Naturalmente, que este prémio me honra sumamente vindo de quem vem e pelo modo como vem. E honra-me igualmente pelo facto de ser eu o segundo advogado a recebê-lo depois de Vasco Vieira de Almeida, alguém que me habituei a admirar desde há longos anos. Ouvi-o, em casa da minha colega de turma e futura Professora Doutora Miriam Halpern Pereira, dissertar para um pequeno grupo de alunos do sexto ano, equivalente ao décimo de hoje, do saudoso Liceu D. João de Castro. O tema era o das mudanças para que deveríamos estar preparados quando atravessássemos os umbrais das Faculdades de Direito e de Letras. Fê-lo com tanta inteligência e graça e era tão forte o carisma que dele irradiava que nunca mais esqueci aquele momento, sobre o qual 72 anos decorreram.

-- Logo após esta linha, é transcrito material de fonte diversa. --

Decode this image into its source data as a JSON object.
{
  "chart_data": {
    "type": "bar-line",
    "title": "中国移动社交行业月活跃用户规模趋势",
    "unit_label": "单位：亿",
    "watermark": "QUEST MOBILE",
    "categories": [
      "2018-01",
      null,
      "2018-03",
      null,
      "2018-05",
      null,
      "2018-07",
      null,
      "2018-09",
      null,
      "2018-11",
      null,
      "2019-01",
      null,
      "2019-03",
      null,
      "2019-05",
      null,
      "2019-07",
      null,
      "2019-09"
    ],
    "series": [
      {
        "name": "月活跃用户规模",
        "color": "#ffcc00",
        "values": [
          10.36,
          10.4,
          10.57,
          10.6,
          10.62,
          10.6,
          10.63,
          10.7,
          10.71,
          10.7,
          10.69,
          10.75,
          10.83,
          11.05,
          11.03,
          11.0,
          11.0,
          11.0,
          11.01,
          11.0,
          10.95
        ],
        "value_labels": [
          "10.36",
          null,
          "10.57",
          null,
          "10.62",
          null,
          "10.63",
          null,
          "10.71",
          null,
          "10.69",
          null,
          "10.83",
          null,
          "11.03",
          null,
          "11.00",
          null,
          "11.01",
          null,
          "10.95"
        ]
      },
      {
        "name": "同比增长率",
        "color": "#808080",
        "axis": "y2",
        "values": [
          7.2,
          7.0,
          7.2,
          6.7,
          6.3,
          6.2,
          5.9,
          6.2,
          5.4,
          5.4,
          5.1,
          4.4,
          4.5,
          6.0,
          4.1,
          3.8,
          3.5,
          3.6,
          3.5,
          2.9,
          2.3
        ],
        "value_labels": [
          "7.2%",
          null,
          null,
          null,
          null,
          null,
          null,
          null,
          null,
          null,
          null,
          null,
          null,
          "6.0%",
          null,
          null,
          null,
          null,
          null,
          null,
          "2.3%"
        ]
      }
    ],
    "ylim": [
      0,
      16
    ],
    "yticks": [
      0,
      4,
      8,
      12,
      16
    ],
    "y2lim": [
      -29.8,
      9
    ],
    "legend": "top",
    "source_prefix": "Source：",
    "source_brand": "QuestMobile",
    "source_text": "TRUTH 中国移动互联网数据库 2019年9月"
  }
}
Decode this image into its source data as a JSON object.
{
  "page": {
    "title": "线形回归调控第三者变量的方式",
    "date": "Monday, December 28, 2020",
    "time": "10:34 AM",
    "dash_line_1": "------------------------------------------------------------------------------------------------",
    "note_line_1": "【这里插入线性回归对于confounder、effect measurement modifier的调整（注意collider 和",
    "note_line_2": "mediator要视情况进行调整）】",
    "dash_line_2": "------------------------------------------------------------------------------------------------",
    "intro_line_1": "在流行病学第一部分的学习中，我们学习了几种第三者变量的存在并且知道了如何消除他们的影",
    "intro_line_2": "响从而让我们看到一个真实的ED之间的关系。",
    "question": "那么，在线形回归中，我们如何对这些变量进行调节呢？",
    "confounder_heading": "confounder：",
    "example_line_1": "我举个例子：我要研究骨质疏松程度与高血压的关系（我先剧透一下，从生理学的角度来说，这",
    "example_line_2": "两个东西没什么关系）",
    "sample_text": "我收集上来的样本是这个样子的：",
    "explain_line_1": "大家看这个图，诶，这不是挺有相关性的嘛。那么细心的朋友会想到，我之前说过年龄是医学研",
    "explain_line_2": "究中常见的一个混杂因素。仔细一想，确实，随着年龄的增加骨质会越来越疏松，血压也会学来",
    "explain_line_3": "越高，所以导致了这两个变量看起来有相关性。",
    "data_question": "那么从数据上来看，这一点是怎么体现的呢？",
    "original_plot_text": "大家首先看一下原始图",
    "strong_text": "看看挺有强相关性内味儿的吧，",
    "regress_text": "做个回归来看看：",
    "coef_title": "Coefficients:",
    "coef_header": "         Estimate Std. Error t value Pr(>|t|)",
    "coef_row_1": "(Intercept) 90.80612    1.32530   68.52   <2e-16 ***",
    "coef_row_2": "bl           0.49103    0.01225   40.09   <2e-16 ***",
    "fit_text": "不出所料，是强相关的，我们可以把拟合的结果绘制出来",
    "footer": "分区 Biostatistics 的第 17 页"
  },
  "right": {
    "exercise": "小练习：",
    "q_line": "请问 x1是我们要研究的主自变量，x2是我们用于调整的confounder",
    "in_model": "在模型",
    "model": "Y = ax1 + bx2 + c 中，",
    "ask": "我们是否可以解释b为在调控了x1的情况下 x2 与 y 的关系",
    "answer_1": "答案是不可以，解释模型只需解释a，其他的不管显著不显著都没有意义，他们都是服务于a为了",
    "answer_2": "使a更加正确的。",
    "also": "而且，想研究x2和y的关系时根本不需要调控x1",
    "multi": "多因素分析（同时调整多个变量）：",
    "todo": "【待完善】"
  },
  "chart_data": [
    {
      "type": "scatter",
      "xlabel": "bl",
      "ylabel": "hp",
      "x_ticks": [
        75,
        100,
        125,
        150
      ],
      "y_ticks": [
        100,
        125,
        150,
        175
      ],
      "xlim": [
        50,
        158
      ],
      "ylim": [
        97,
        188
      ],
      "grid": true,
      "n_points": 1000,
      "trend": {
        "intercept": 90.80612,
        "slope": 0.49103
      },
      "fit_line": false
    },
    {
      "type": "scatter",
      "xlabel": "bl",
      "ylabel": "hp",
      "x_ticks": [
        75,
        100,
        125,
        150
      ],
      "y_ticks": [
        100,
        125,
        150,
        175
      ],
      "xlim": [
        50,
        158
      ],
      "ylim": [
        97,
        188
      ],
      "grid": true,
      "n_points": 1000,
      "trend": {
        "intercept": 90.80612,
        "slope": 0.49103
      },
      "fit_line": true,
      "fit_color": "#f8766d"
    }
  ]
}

Permitam-me ainda que lembre alguém que, se estivesse vivo, teria sido, por certo, desta vez o escolhido. Refiro-me a Miguel Galvão Teles, na minha opinião e na de muitos outros, o maior jurista português da nossa geração. Ao longo de cerca de quatro anos, compartilhei com ele a responsabilidade, o empenho, as angústias, a combatividade, a procura da conjugação entre o rigor jurídico e a luta apaixonada em prol da honra de Portugal e do futuro de um povo oprimido. Refiro-me à nossa participação na equipa de quatro advogados que patrocinaram a República Portuguesa na ação proposta no Tribunal Internacional de Justiça e que o Tribunal crismou “Case Concerning East Timor”. Os outros dois foram a Professora Rosalyn Higgins, mais tarde juíza e presidente do Tribunal, e o Professor Pierre-Marie Dupuy, da Universidade de Paris, ambos advogados com experiência na litigância perante tribunais internacionais.
Respeita o prémio ao meu “Lifetime Achievement”.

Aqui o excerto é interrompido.